An alert is not a notification. A rule firing is not someone finding out. The gap between those two facts is exactly where this outage lived — silent, for months — manufacturing a warm, false confidence that the system “had alerting.”
It did. The alerting just talked to a wall.
The fix
Audit every receiver. Every single one needs at least one channel, and that channel has to actually reach a human or a device. No empties, no dead webhooks, no stale email lists.
Then — and this is the part people skip — add a heartbeat. A “dead-man” alert that is supposed to fire on a schedule. If it stops arriving, your delivery path is broken and you find out on purpose instead of during a customer call.
# 1. Find every receiver with an empty / missing channel list.
amtool config routes show
amtool config show | yq '.receivers[] | select(
([.email_configs, .webhook_configs, .pushover_configs,
.slack_configs, .opsgenie_configs] | flatten | length) == 0
) | .name'
# 2. End-to-end test: fire a synthetic alert and confirm it lands on a device.
amtool alert add deadmans_switch \
severity=info service=alerting \
--annotation summary="heartbeat — if you can read this, delivery works"
# 3. The dead-man heartbeat: a rule that is ALWAYS firing on purpose.
groups:
- name: heartbeat
rules:
- alert: DeadMansSwitch
expr: vector(1)
labels: { severity: heartbeat }
annotations:
summary: "Alerting pipeline is alive. Silence = it isn't."
DELIVERY CHAIN ── post-fix
RULE ─► RECEIVER ─► CHANNEL ─► DEVICE
✓ ✓ ✓ (≥1) ✓ buzzed
+ DeadMansSwitch heartbeat every 60s ►► if it goes quiet, you know
Flip the logic. A normal alert proves a problem exists. A heartbeat proves the path itself still works. You want both, because the path is the thing that fails silently.
Why it happened
Someone — possibly past me — created the receiver as a placeholder, fully intending to fill in the channels later. Later never came. The config was syntactically valid, so nothing complained. There’s no error on an empty channel list; it’s a legal, boring state.

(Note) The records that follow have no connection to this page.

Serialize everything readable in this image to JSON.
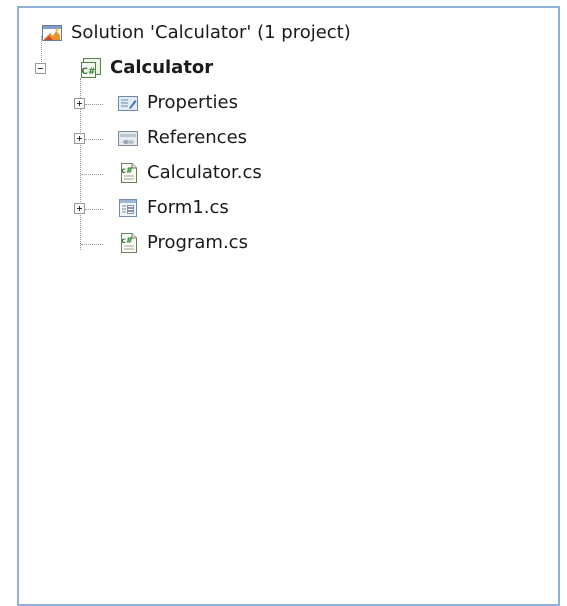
{
  "tree": {
    "solution": {
      "label": "Solution 'Calculator' (1 project)",
      "icon": "solution-icon"
    },
    "project": {
      "label": "Calculator",
      "icon": "csharp-project-icon",
      "expanded": true
    },
    "items": [
      {
        "label": "Properties",
        "icon": "properties-folder-icon",
        "expandable": true,
        "expanded": false
      },
      {
        "label": "References",
        "icon": "references-folder-icon",
        "expandable": true,
        "expanded": false
      },
      {
        "label": "Calculator.cs",
        "icon": "csharp-file-icon",
        "expandable": false
      },
      {
        "label": "Form1.cs",
        "icon": "form-icon",
        "expandable": true,
        "expanded": false
      },
      {
        "label": "Program.cs",
        "icon": "csharp-file-icon",
        "expandable": false
      }
    ]
  },
  "colors": {
    "border": "#8fb0d8",
    "connector": "#9a9a9a",
    "csharp": "#3a8a3a"
  }
}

And because the rules were visibly there, every review after that pattern-matched “alerting: configured ✓” and moved on. Nobody walked the whole chain to a buzzing phone. The placeholder calcified into production.
Takeaways
- An alert with no destination is worse than no alert. No alerting at least keeps you honest. A dead receiver hands you false confidence and bills you for it during an outage.
- Validate the entire chain: rule → receiver → channel → device. Verifying any single link tells you almost nothing about the link after it.
- Test delivery, not configuration. “The rule exists” and “a human got paged” are different claims. Only the second one matters at 2 a.m.
- Add a dead-man heartbeat. A signal that should arrive on schedule turns silent failure into a loud, on-purpose one.
- Audit receivers for empties on a cadence. Placeholders, decommissioned inboxes, and rotted webhooks accumulate. Grep them out before they grep you.